AEH’s report called for tighter regulation of AirBNBs and short-term lets to boost the number of homes available for permanent residence. In Southwark, where one in 24 homes are left empty, more than 3,600 empty homes were reported in 2020 – London’s biggest increase, up from 500 the previous year. However, AEH warned many of the homes were previously considered furnished lets but were left empty during the pandemic and were reclassified as second homes in the government’s council tax database.
A tax on vacant homes, citing an initiative used in Vancouver, was also suggested as a solution and said retrofitting rather than demolishing council homes is a vital step towards tackling the climate crisis.
Bringing empty homes back into use can also give councils an option to avoid housing people in temporary accommodation – around 125,000 homes stood vacant long-term across London while 60,000 families are living in temporary accommodation.
“This jars when communities can see hundreds of new homes being built on their doorstep,” said Manny Hothi, chief executive of charity Trust for London. “New homes need to be just that: homes for people to live in.

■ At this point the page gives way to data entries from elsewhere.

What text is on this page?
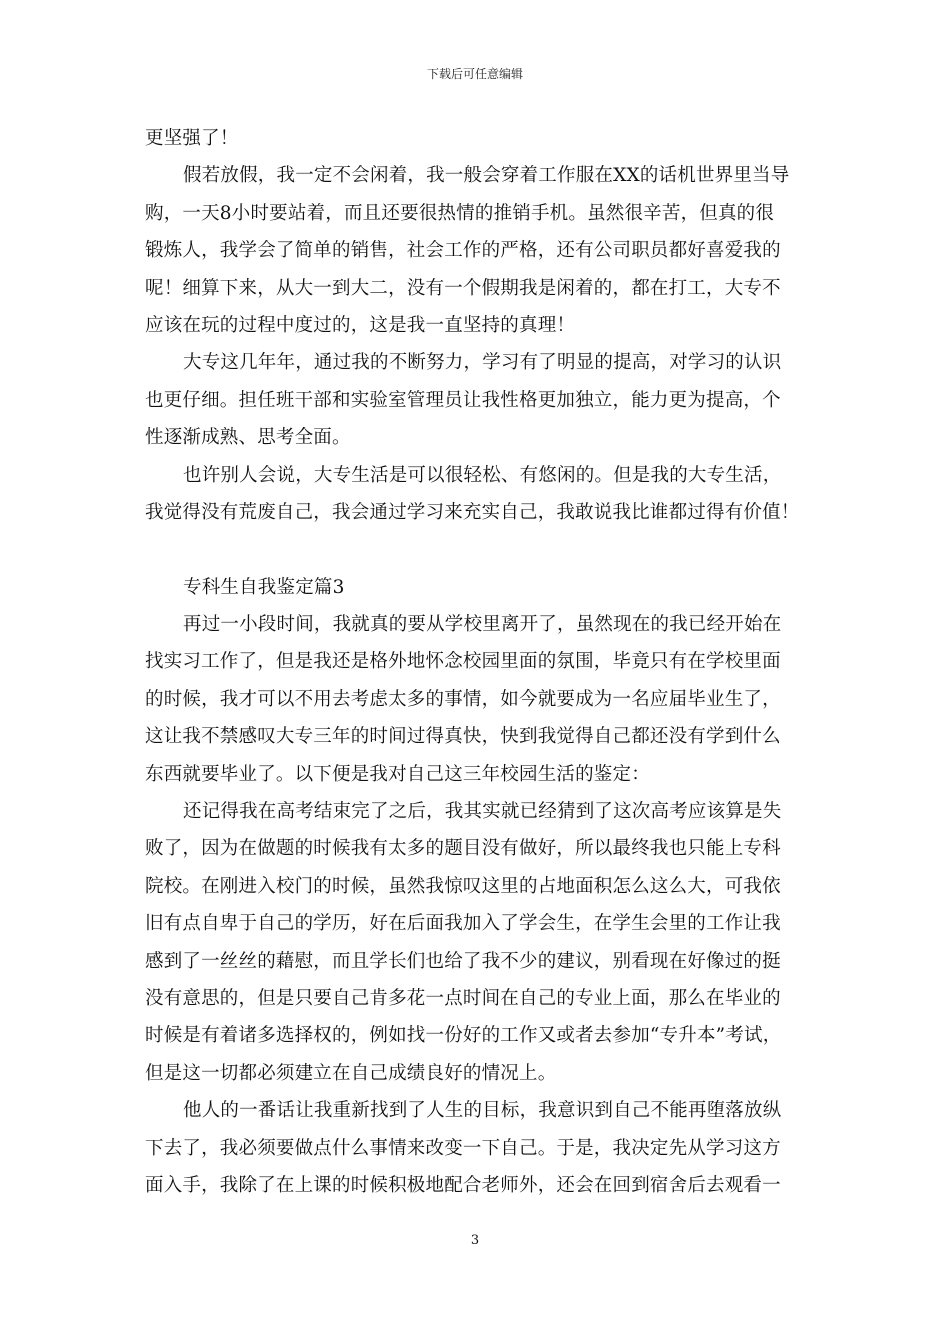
下载后可任意编辑
更坚强了！
假若放假，我一定不会闲着，我一般会穿着工作服在XX的话机世界里当导
购，一天8小时要站着，而且还要很热情的推销手机。虽然很辛苦，但真的很
锻炼人，我学会了简单的销售，社会工作的严格，还有公司职员都好喜爱我的
呢！细算下来，从大一到大二，没有一个假期我是闲着的，都在打工，大专不
应该在玩的过程中度过的，这是我一直坚持的真理！
大专这几年年，通过我的不断努力，学习有了明显的提高，对学习的认识
也更仔细。担任班干部和实验室管理员让我性格更加独立，能力更为提高，个
性逐渐成熟、思考全面。
也许别人会说，大专生活是可以很轻松、有悠闲的。但是我的大专生活，
我觉得没有荒废自己，我会通过学习来充实自己，我敢说我比谁都过得有价值！
专科生自我鉴定篇3
再过一小段时间，我就真的要从学校里离开了，虽然现在的我已经开始在
找实习工作了，但是我还是格外地怀念校园里面的氛围，毕竟只有在学校里面
的时候，我才可以不用去考虑太多的事情，如今就要成为一名应届毕业生了，
这让我不禁感叹大专三年的时间过得真快，快到我觉得自己都还没有学到什么
东西就要毕业了。以下便是我对自己这三年校园生活的鉴定：
还记得我在高考结束完了之后，我其实就已经猜到了这次高考应该算是失
败了，因为在做题的时候我有太多的题目没有做好，所以最终我也只能上专科
院校。在刚进入校门的时候，虽然我惊叹这里的占地面积怎么这么大，可我依
旧有点自卑于自己的学历，好在后面我加入了学会生，在学生会里的工作让我
感到了一丝丝的藉慰，而且学长们也给了我不少的建议，别看现在好像过的挺
没有意思的，但是只要自己肯多花一点时间在自己的专业上面，那么在毕业的
时候是有着诸多选择权的，例如找一份好的工作又或者去参加“专升本”考试，
但是这一切都必须建立在自己成绩良好的情况上。
他人的一番话让我重新找到了人生的目标，我意识到自己不能再堕落放纵
下去了，我必须要做点什么事情来改变一下自己。于是，我决定先从学习这方
面入手，我除了在上课的时候积极地配合老师外，还会在回到宿舍后去观看一
3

By bringing vacant and under-used property back into use, and making it more costly to leave new homes empty, we can help house all Londoners and tackle the housing crisis.”
Mayor of London Sadiq Khan announced a £3bn affordable homes programme last month, promising to deliver almost 30,000 homes over the next five years. Almost 60 per cent of all homes built will be for social rent – the most affordable category of housing.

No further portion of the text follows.